2) People’s attention spans suck

The last and most valuable of resources is human attention. -Tim Wu, Columbia Law Professor

 

They say that the average attention span is down from 12 seconds in the year 2000 to eight seconds now. That is less than the nine-second attention span of your average goldfish.

Although these stats are common and actually challenged in this BBC article, it’s no secret that we are distracted almost always.

When you have an audience’s attention it is a big deal. A huge congratulations should be in order. Marketers spend millions just to get you to pay attention.

And the reason is that there is so much competition for your attention and we are so distracted with so many devices.

So when a speaker has the attention of a room, that speaker should do everything he or she can to keep it.

Changing the subject from the main focus of the speech is a distraction.

3) People want the new, unique stuff…

You just made that critical thing you were so passionate about… unimportant. If it was so important, why did you talk about something that happened two weeks ago?
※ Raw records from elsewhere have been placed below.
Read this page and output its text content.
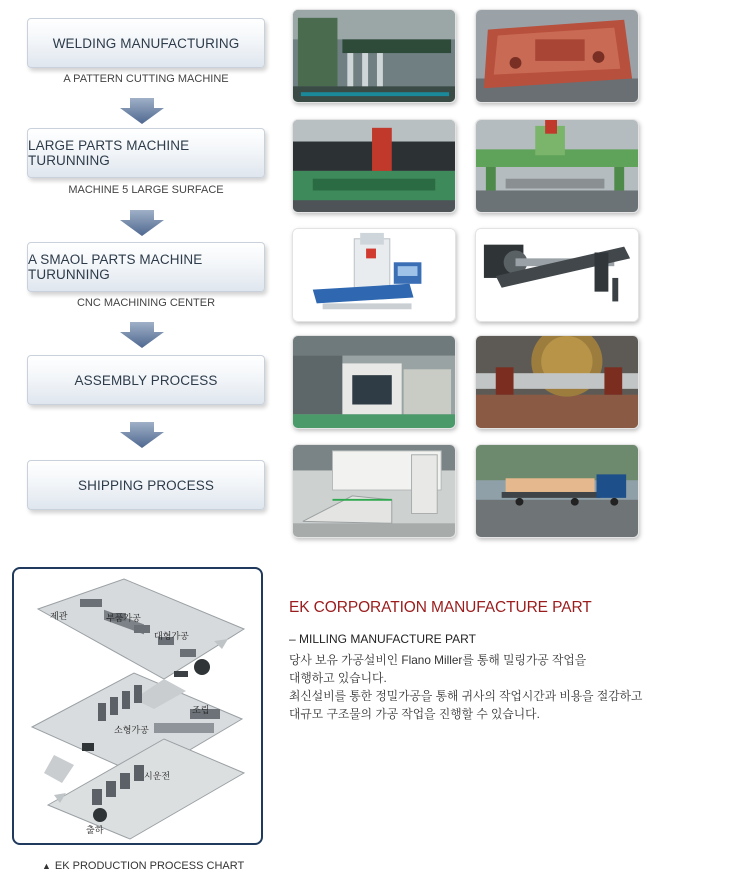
WELDING MANUFACTURING
A PATTERN CUTTING MACHINE
LARGE PARTS MACHINE TURUNNING
MACHINE 5 LARGE SURFACE
A SMAOL PARTS MACHINE TURUNNING
CNC MACHINING CENTER
ASSEMBLY PROCESS
SHIPPING PROCESS
제관	부품가공
대형가공
조립
소형가공
시운전
출하
▲ EK PRODUCTION PROCESS CHART
EK CORPORATION MANUFACTURE PART
– MILLING MANUFACTURE PART

당사 보유 가공설비인 Flano Miller를 통해 밀링가공 작업을

대행하고 있습니다.

최신설비를 통한 정밀가공을 통해 귀사의 작업시간과 비용을 절감하고

대규모 구조물의 가공 작업을 진행할 수 있습니다.
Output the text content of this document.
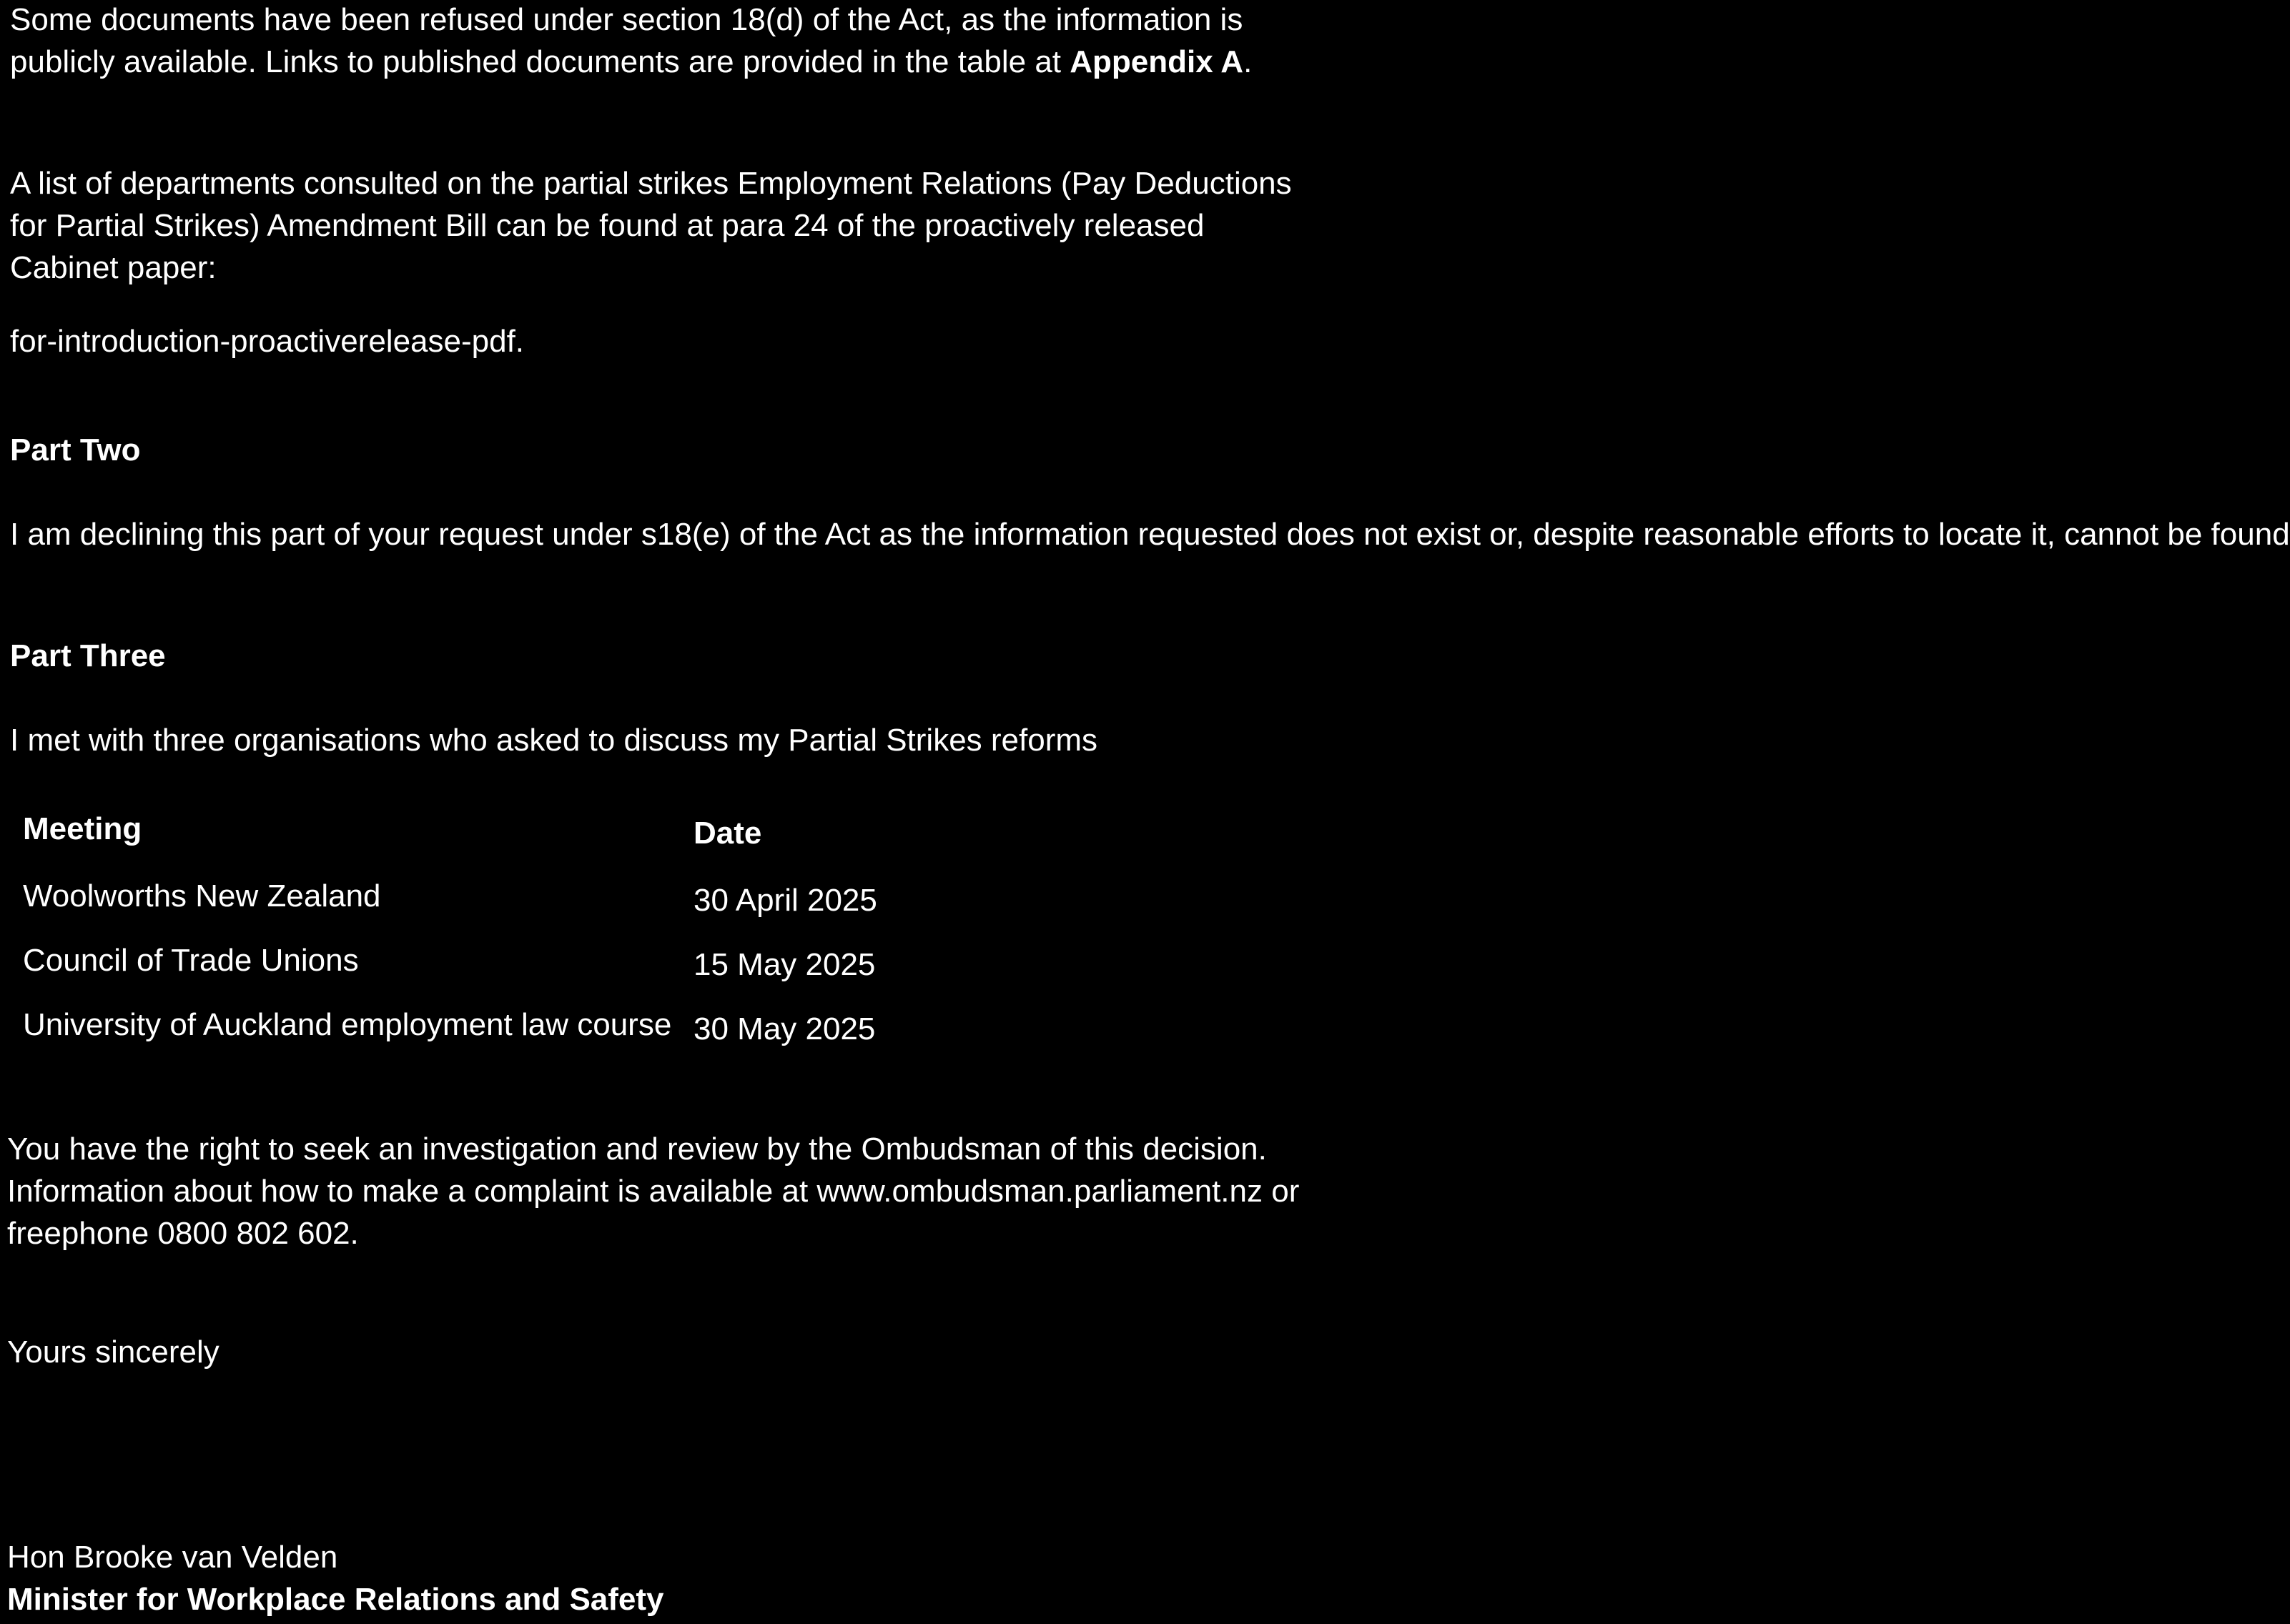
Some documents have been refused under section 18(d) of the Act, as the information is publicly available. Links to published documents are provided in the table at Appendix A.

A list of departments consulted on the partial strikes Employment Relations (Pay Deductions for Partial Strikes) Amendment Bill can be found at para 24 of the proactively released Cabinet paper:

for-introduction-proactiverelease-pdf.

Part Two

I am declining this part of your request under s18(e) of the Act as the information requested does not exist or, despite reasonable efforts to locate it, cannot be found

Part Three

I met with three organisations who asked to discuss my Partial Strikes reforms

Meeting	Date
Woolworths New Zealand	30 April 2025
Council of Trade Unions	15 May 2025
University of Auckland employment law course 30 May 2025

You have the right to seek an investigation and review by the Ombudsman of this decision. Information about how to make a complaint is available at www.ombudsman.parliament.nz or freephone 0800 802 602.

Yours sincerely

Hon Brooke van Velden

Minister for Workplace Relations and Safety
That is so old and yesterday.

You were setting up the audience on how important what you were about to say was, then you didn’t even talk about it.

Your audience assumes it’s not as important or interesting as you said because you just treated it as such. Then they checkout.

Your audience are like news freaks. They want to hear the newest, cutting edge things about your company, not the stuff that was hot two weeks ago.

How to Talk to an Audience to Keep Their Attention

Once you have the audience hooked, it’s much easier to keep them interested. In the example above, our noble speaker simply did not stay on topic. Here’s three things to consider to help you stay on topic and develop strategic messages.

1) Message Discipline

Often when people communicate, they don’t sit down and ask, “what’s the one topic I want to talk about?” Instead they cherry-pick from many topics and try to shove it all in a speech. They treat it like an a la carte menu.

Don’t do this. Stay on topic. Don’t waffle and waver from one subject to the next, your audience can’t handle it. What do you want your audience to learn about? Pick one topic and stick with it.

2) Audience Recommendation (Call to action)

What do you want your audience to do? In the example in the beginning of this article, we had a speaker who hooked the audience. The speaker was talking about one goal, and three things people could to to accomplish it. But then he switched it to something that was less news worthy.

Just like the topic, pick one call to action. Don’t mix and match.

3) Keep it Simple

Do everyone a favor and remember that people just don’t have the attention span to stay focused. We are bombarded by messages everyday. Don’t believe me? Just listen to the news or simply drive on an interstate or major highway and look at the billboards. It’s important to keep your message simple so people can get onboard more easily and understand it more quickly.